06 — Custom AI Agents

The Agent Frontier

While general AI tool adoption is broad, dedicated AI agents — purpose-built systems that act autonomously on behalf of organizations — remain the domain of early movers. Two distinct pictures emerge: who has agents, and among those who do, which types they've deployed.

Do organizations use dedicated AI agents?

No dedicated agents
59%
Yes — use agents
41%

Among those with agents — which types are deployed?

Creative & Generative
56% of agent users
Customer Interaction
44%
Administrative & Workflow
44%
Operations & Control
23%
Regulatory & Compliance
21%
Decision & Risk
14%
Physical / Robotic
5%
💡
Key Insight

Only 37% of organizations have deployed dedicated AI agents, but those that have are moving quickly into customer-facing and operational automation. Creative & Generative agents dominate because they offer the lowest barrier to entry. The real competitive signal is in Customer Interaction and Workflow agents, where organizations are beginning to automate processes that directly touch revenue and efficiency.

07 — Barriers to Adoption

What's Holding Organizations Back

The barriers to deeper AI adoption are consistent and structural — pointing to a talent and readiness gap rather than a lack of interest or willingness to invest.

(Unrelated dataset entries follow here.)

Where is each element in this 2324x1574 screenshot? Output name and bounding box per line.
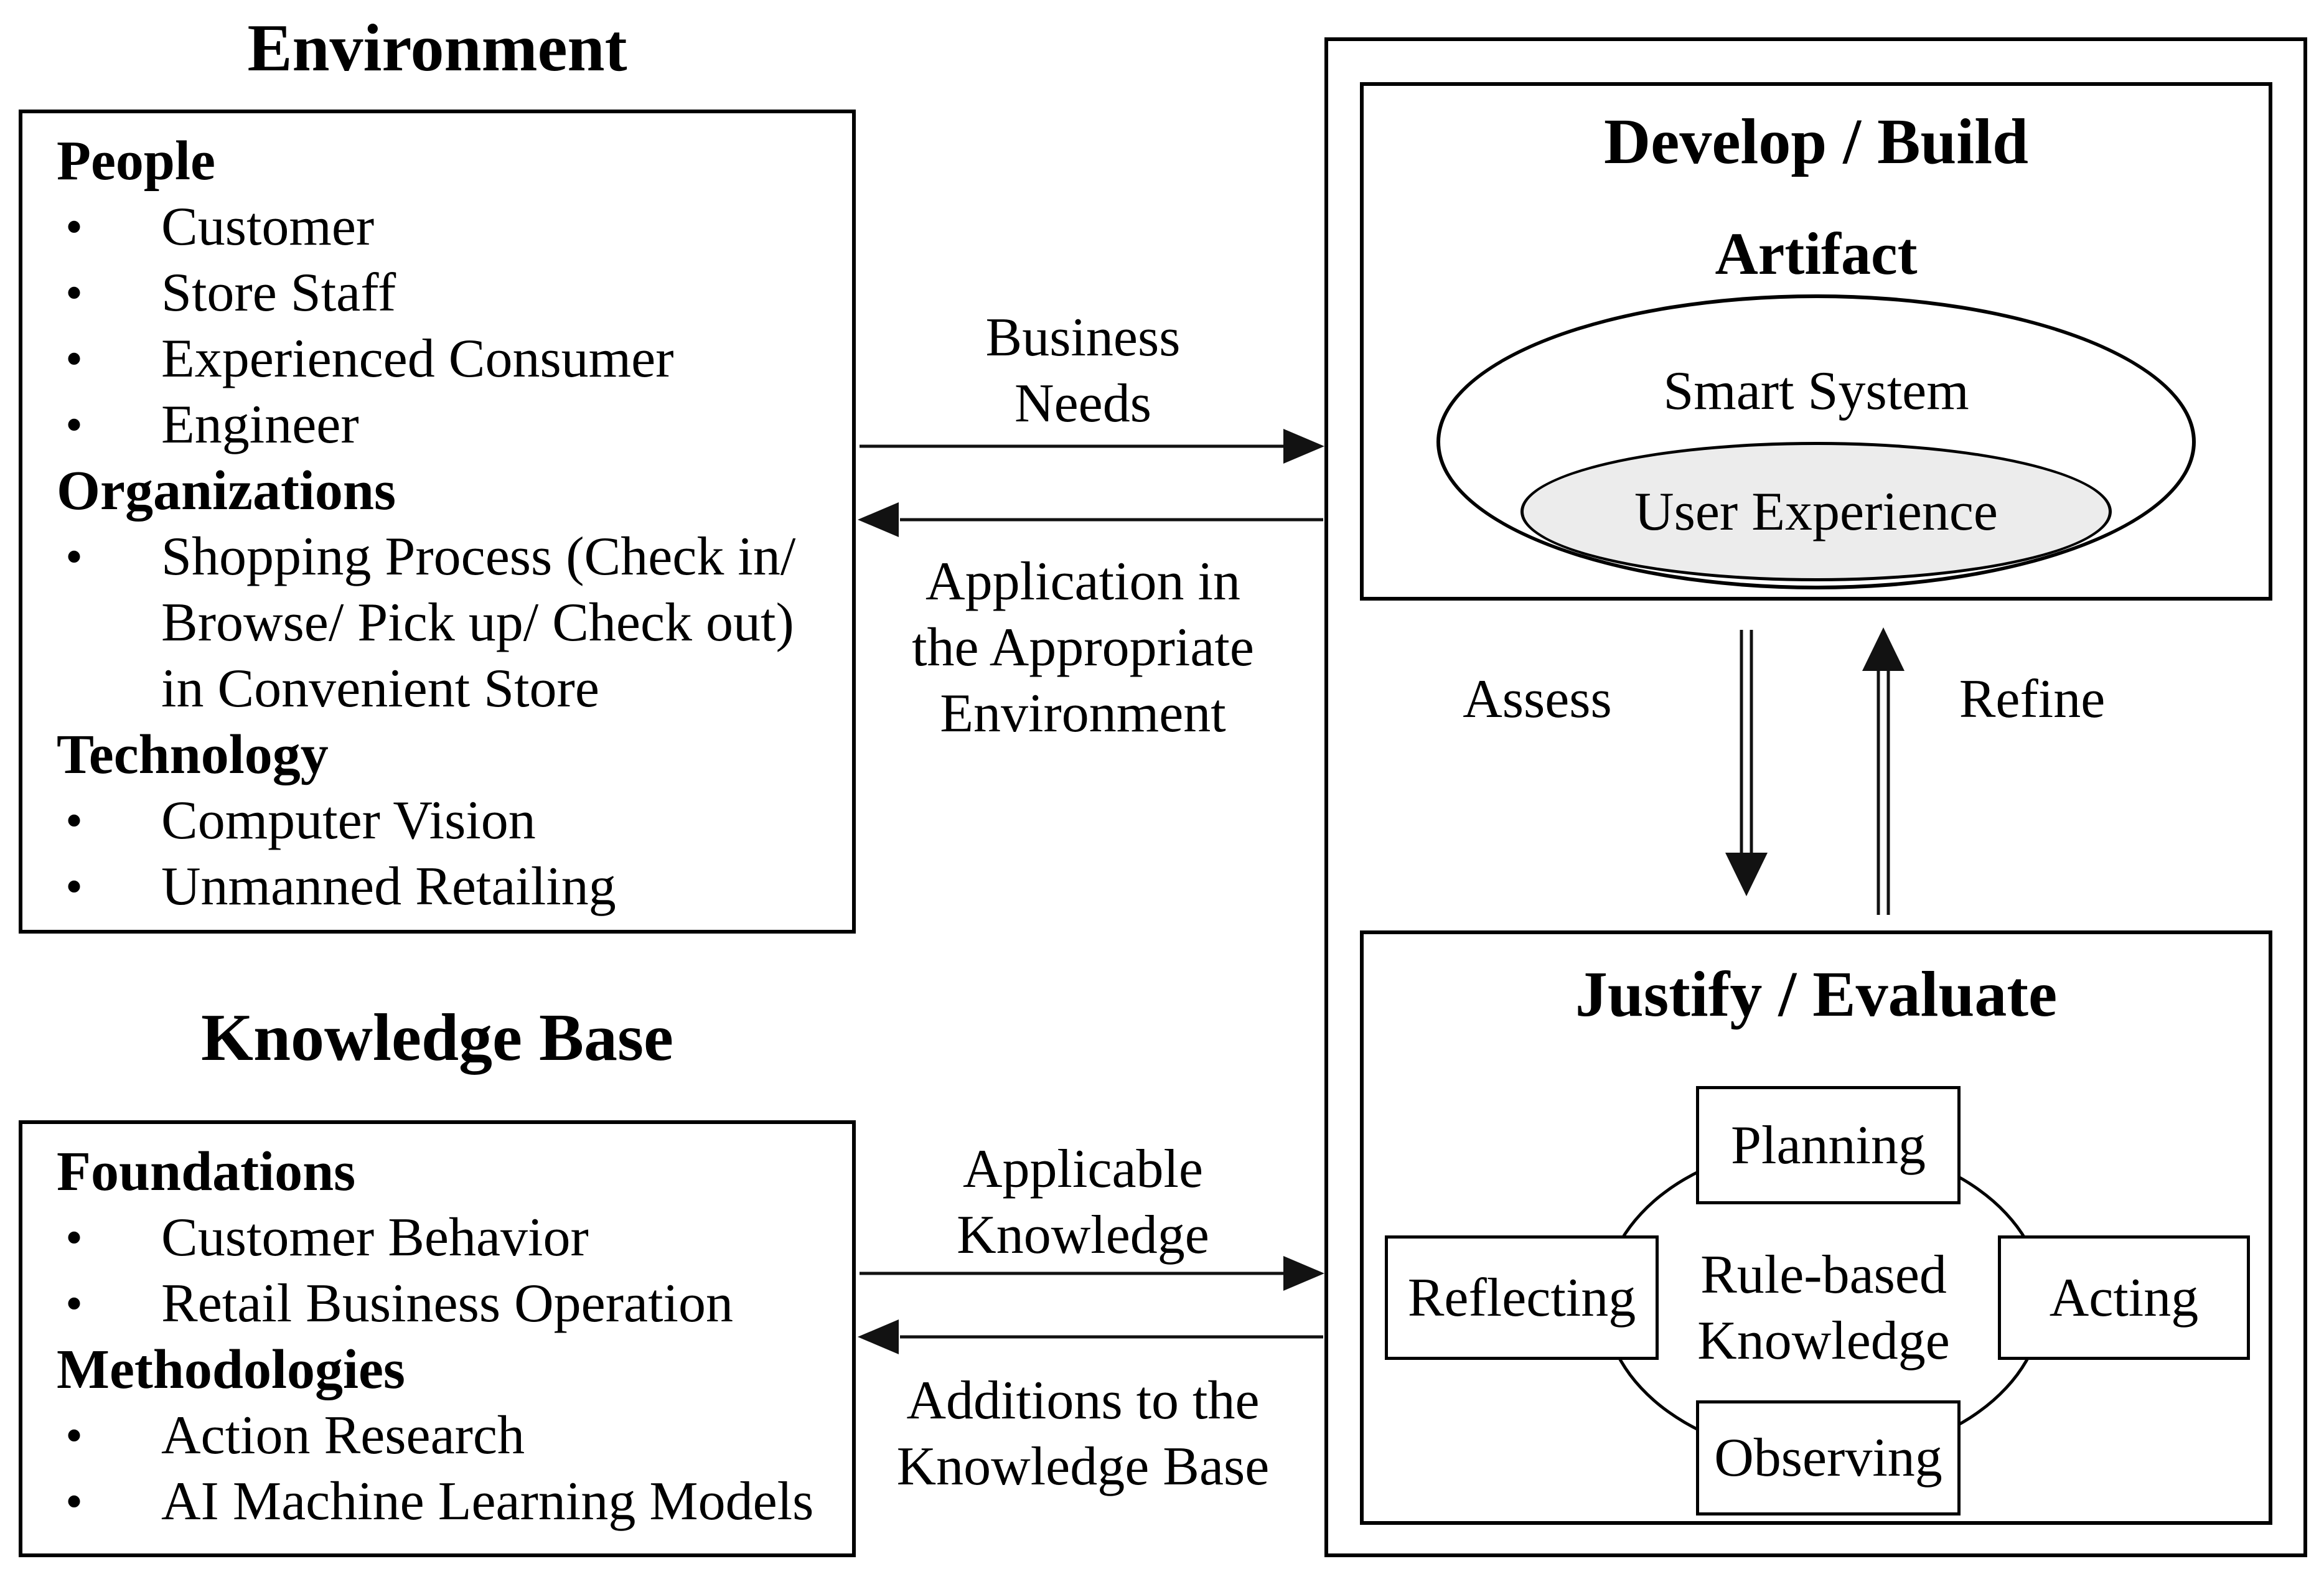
bullet-icon: • — [65, 332, 83, 386]
acting-step-box: Acting — [1998, 1235, 2250, 1360]
knowledge-base-content: Foundations • Customer Behavior • Retail… — [22, 1124, 852, 1535]
environment-box: People • Customer • Store Staff • Experi… — [19, 110, 856, 934]
environment-heading-people: People — [57, 130, 215, 192]
applicable-knowledge-label: Applicable Knowledge — [957, 1139, 1209, 1265]
observing-label: Observing — [1714, 1428, 1942, 1488]
reflecting-step-box: Reflecting — [1385, 1235, 1659, 1360]
knowledge-base-title: Knowledge Base — [200, 1001, 673, 1075]
list-item: • Customer — [57, 194, 835, 260]
list-item: • Computer Vision — [57, 788, 835, 854]
bullet-icon: • — [65, 1474, 83, 1529]
list-item: • Action Research — [57, 1403, 835, 1469]
bullet-icon: • — [65, 266, 83, 321]
additions-knowledge-arrow-icon — [858, 1319, 1323, 1354]
business-needs-label: Business Needs — [985, 307, 1181, 434]
application-environment-arrow-icon — [858, 502, 1323, 537]
bullet-icon: • — [65, 1277, 83, 1331]
knowledge-base-box: Foundations • Customer Behavior • Retail… — [19, 1120, 856, 1557]
observing-step-box: Observing — [1696, 1400, 1961, 1515]
kb-heading-foundations: Foundations — [57, 1141, 356, 1202]
list-item: • Shopping Process (Check in/ Browse/ Pi… — [57, 524, 835, 722]
list-item: • Customer Behavior — [57, 1205, 835, 1271]
refine-label: Refine — [1959, 669, 2106, 729]
justify-evaluate-title: Justify / Evaluate — [1575, 958, 2058, 1030]
kb-heading-methodologies: Methodologies — [57, 1339, 405, 1400]
reflecting-label: Reflecting — [1407, 1267, 1636, 1328]
list-item: • Retail Business Operation — [57, 1271, 835, 1337]
bullet-icon: • — [65, 530, 83, 584]
planning-label: Planning — [1731, 1115, 1926, 1176]
list-item: • Experienced Consumer — [57, 326, 835, 392]
additions-knowledge-base-label: Additions to the Knowledge Base — [896, 1370, 1270, 1497]
bullet-icon: • — [65, 398, 83, 452]
environment-title: Environment — [247, 11, 627, 85]
bullet-icon: • — [65, 200, 83, 255]
bullet-icon: • — [65, 860, 83, 914]
assess-label: Assess — [1463, 669, 1612, 729]
application-environment-label: Application in the Appropriate Environme… — [912, 551, 1254, 744]
list-item: • AI Machine Learning Models — [57, 1469, 835, 1535]
environment-content: People • Customer • Store Staff • Experi… — [22, 113, 852, 920]
rule-based-knowledge-label: Rule-based Knowledge — [1697, 1245, 1950, 1371]
bullet-icon: • — [65, 1211, 83, 1265]
planning-step-box: Planning — [1696, 1086, 1961, 1204]
environment-heading-technology: Technology — [57, 724, 329, 785]
artifact-label: Artifact — [1715, 220, 1918, 287]
smart-system-label: Smart System — [1663, 361, 1969, 421]
acting-label: Acting — [2049, 1267, 2199, 1328]
bullet-icon: • — [65, 794, 83, 848]
bullet-icon: • — [65, 1408, 83, 1463]
user-experience-label: User Experience — [1634, 482, 1998, 542]
list-item: • Engineer — [57, 392, 835, 458]
list-item: • Unmanned Retailing — [57, 854, 835, 920]
user-experience-ellipse — [1520, 442, 2112, 581]
develop-build-title: Develop / Build — [1604, 106, 2028, 177]
environment-heading-organizations: Organizations — [57, 460, 396, 522]
list-item: • Store Staff — [57, 260, 835, 326]
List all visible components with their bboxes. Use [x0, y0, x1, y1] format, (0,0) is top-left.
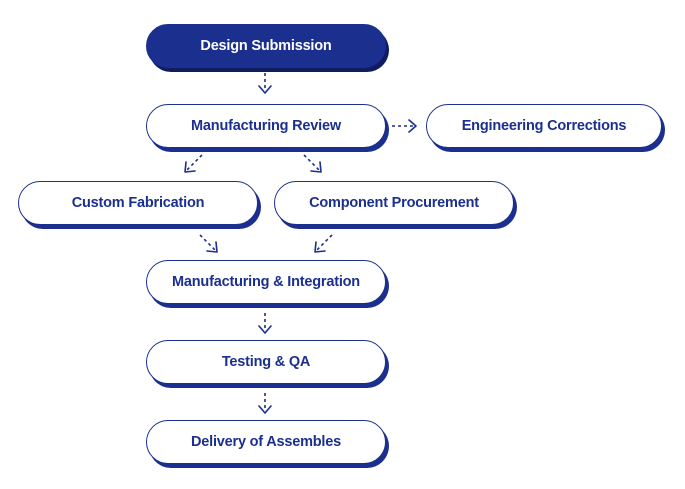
arrow-review-to-fabrication [184, 154, 203, 173]
node-custom-fabrication: Custom Fabrication [18, 181, 258, 225]
arrow-procurement-to-integration [314, 234, 333, 253]
node-delivery: Delivery of Assembles [146, 420, 386, 464]
arrow-review-to-procurement [303, 154, 322, 173]
node-engineering-corrections: Engineering Corrections [426, 104, 662, 148]
arrow-fabrication-to-integration [199, 234, 218, 253]
arrow-review-to-corrections [392, 119, 417, 133]
node-manufacturing-review: Manufacturing Review [146, 104, 386, 148]
node-component-procurement: Component Procurement [274, 181, 514, 225]
node-testing-qa: Testing & QA [146, 340, 386, 384]
arrow-design-to-review [258, 73, 272, 94]
node-manufacturing-integration: Manufacturing & Integration [146, 260, 386, 304]
arrow-testing-to-delivery [258, 393, 272, 414]
node-design-submission: Design Submission [146, 24, 386, 68]
arrow-integration-to-testing [258, 313, 272, 334]
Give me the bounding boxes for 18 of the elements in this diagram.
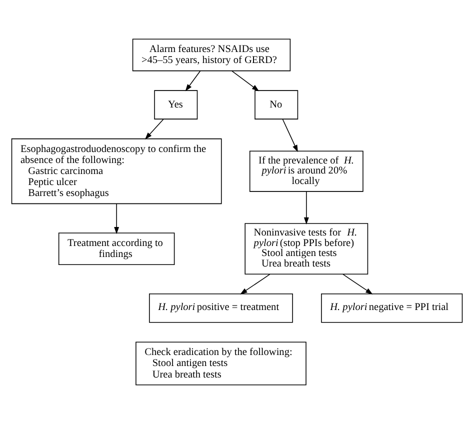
arrow	[185, 70, 201, 92]
arrow	[240, 274, 270, 294]
node-box: H. pylori negative = PPI trial	[321, 293, 463, 323]
node-box: If the prevalence of H. pylori is around 20% locally	[249, 150, 364, 192]
arrow	[282, 118, 298, 152]
arrow	[114, 203, 120, 234]
arrow	[232, 70, 260, 92]
arrow	[144, 118, 164, 140]
node-box: Esophagogastroduodenoscopy to confirm the absence of the following: Gastric carcinoma Peptic ulcer Barrett’s esophagus	[11, 138, 222, 204]
arrow	[342, 274, 373, 294]
node-box: Yes	[154, 90, 198, 120]
node-box: Alarm features? NSAIDs use >45–55 years, history of GERD?	[132, 38, 291, 72]
node-box: No	[254, 90, 298, 120]
arrow	[304, 191, 309, 225]
node-box: H. pylori positive = treatment	[149, 293, 293, 323]
node-box: Noninvasive tests for H. pylori (stop PPIs before) Stool antigen tests Urea breath tests	[244, 223, 368, 274]
node-box: Check eradication by the following: Stool antigen tests Urea breath tests	[136, 342, 306, 386]
node-box: Treatment according to findings	[58, 232, 175, 265]
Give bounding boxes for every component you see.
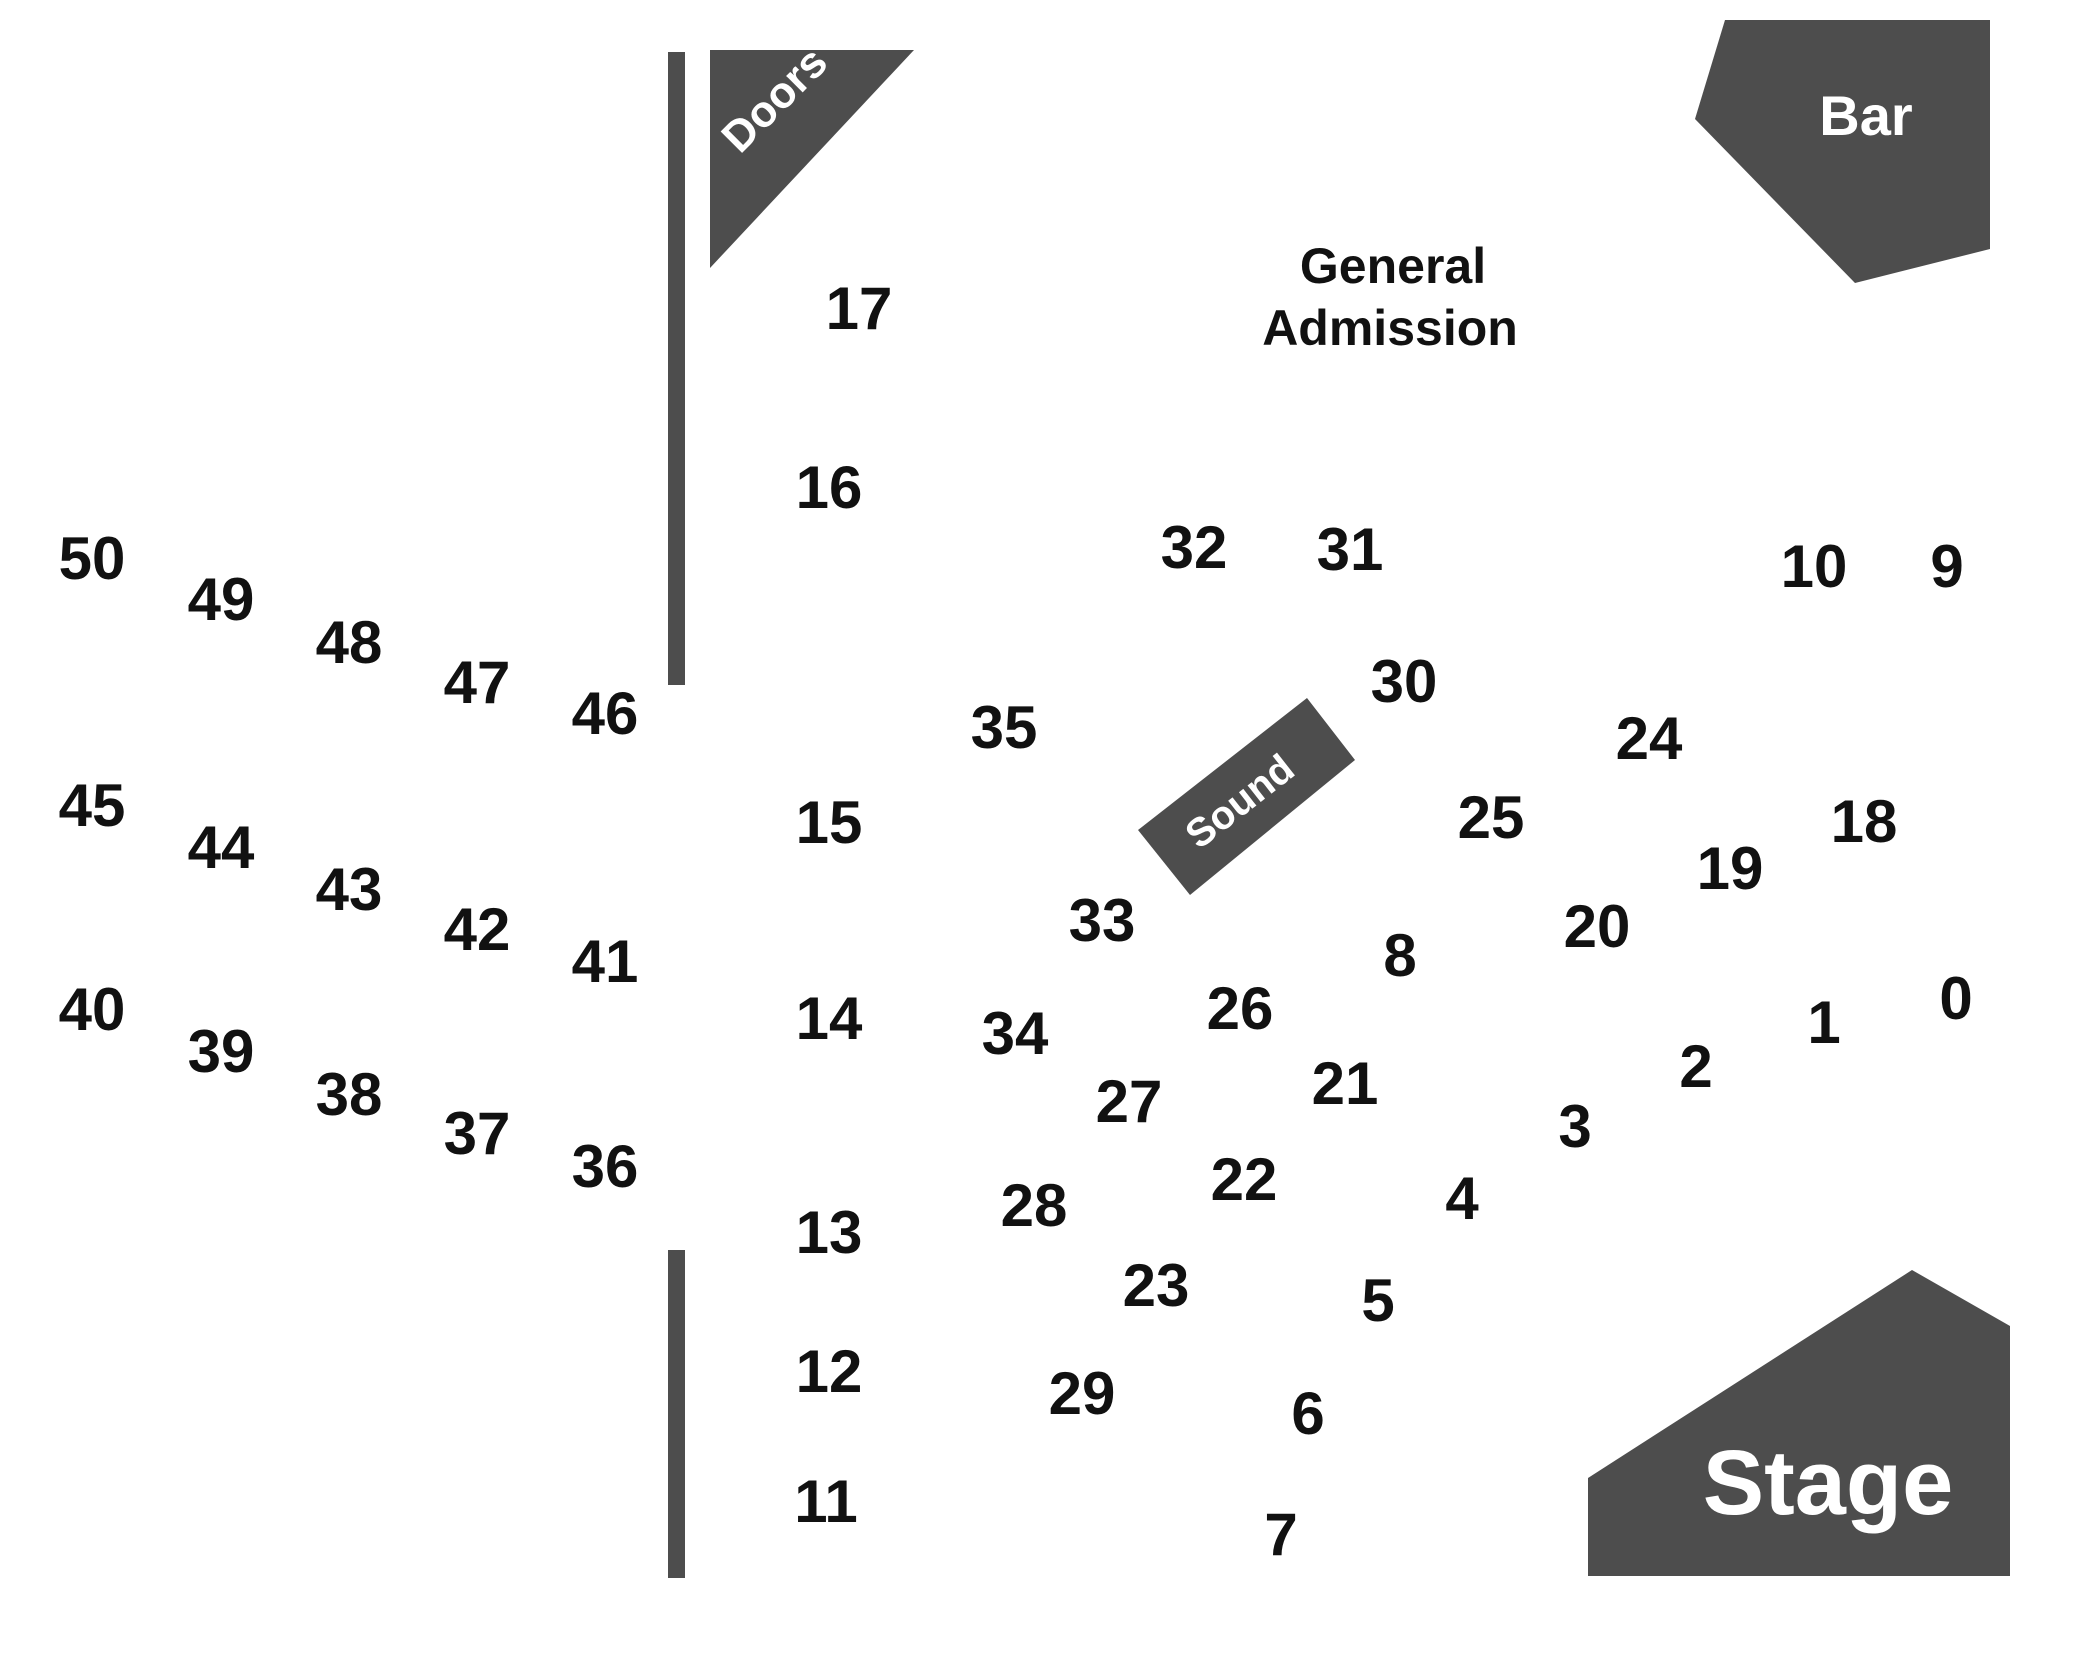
table-number-13[interactable]: 13 <box>796 1199 863 1266</box>
table-number-8[interactable]: 8 <box>1383 922 1416 989</box>
table-number-12[interactable]: 12 <box>796 1338 863 1405</box>
table-number-39[interactable]: 39 <box>188 1018 255 1085</box>
table-number-37[interactable]: 37 <box>444 1100 511 1167</box>
table-number-11[interactable]: 11 <box>794 1468 857 1535</box>
table-number-40[interactable]: 40 <box>59 976 126 1043</box>
table-number-0[interactable]: 0 <box>1939 965 1972 1032</box>
table-number-38[interactable]: 38 <box>316 1061 383 1128</box>
sound-booth: Sound <box>1138 698 1355 895</box>
table-number-45[interactable]: 45 <box>59 772 126 839</box>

Lack of in-house expertise
45%
Data security concerns
41%
Lack of understanding
39%
Data not AI-ready
32%
Quality & accuracy concerns
32%
Lack of identified use cases
21%
Unsure of ROI
17%
💡
Key Insight

The top three barriers — expertise gaps, data security, and limited understanding — are all solvable through targeted investment in human capital and governance. These are not technological barriers; they are organizational readiness gaps that strategic consulting and training can directly address.

08 — Puerto Rico AI Shift

Entering a New Phase

Puerto Rico's AI landscape is entering a new phase. Not a sudden transformation, but a clear and building momentum toward deeper, more strategic integration. There is significant work ahead, but the direction is right. Organizations that deepen their commitment now will be disproportionately positioned to lead.

Moving from
Awareness & Curiosity
to
Execution at Scale
Moving from
Isolated Experimentation
to
Enterprise Integration
Moving from
Tool Selection
to
Capability Building
Moving from
Individual AI Use
to
Organization-wide AI Systems

"The future of AI in Puerto Rico is no longer about trying. It is about delivering impact."

Conclusion

From Ambition to Measurable Impact

Puerto Rico has crossed an important threshold. AI adoption is no longer the central question. The question now is how deep, how strategic, and how sustainable each organization's commitment will be. Those that move beyond surface-level usage and embed AI into their core operations, talent model, and decision-making architecture will be the ones that lead the next decade. The 86% adoption rate reflects willingness. What comes next requires discipline: investing in the right talent, preparing data infrastructure for AI readiness, designing use cases with measurable business outcomes, and managing organizational change with intention and leadership buy-in. Puerto Rico is moving in the right direction, and with the right strategic focus, the potential for meaningful, lasting, and competitive impact across every sector is significant.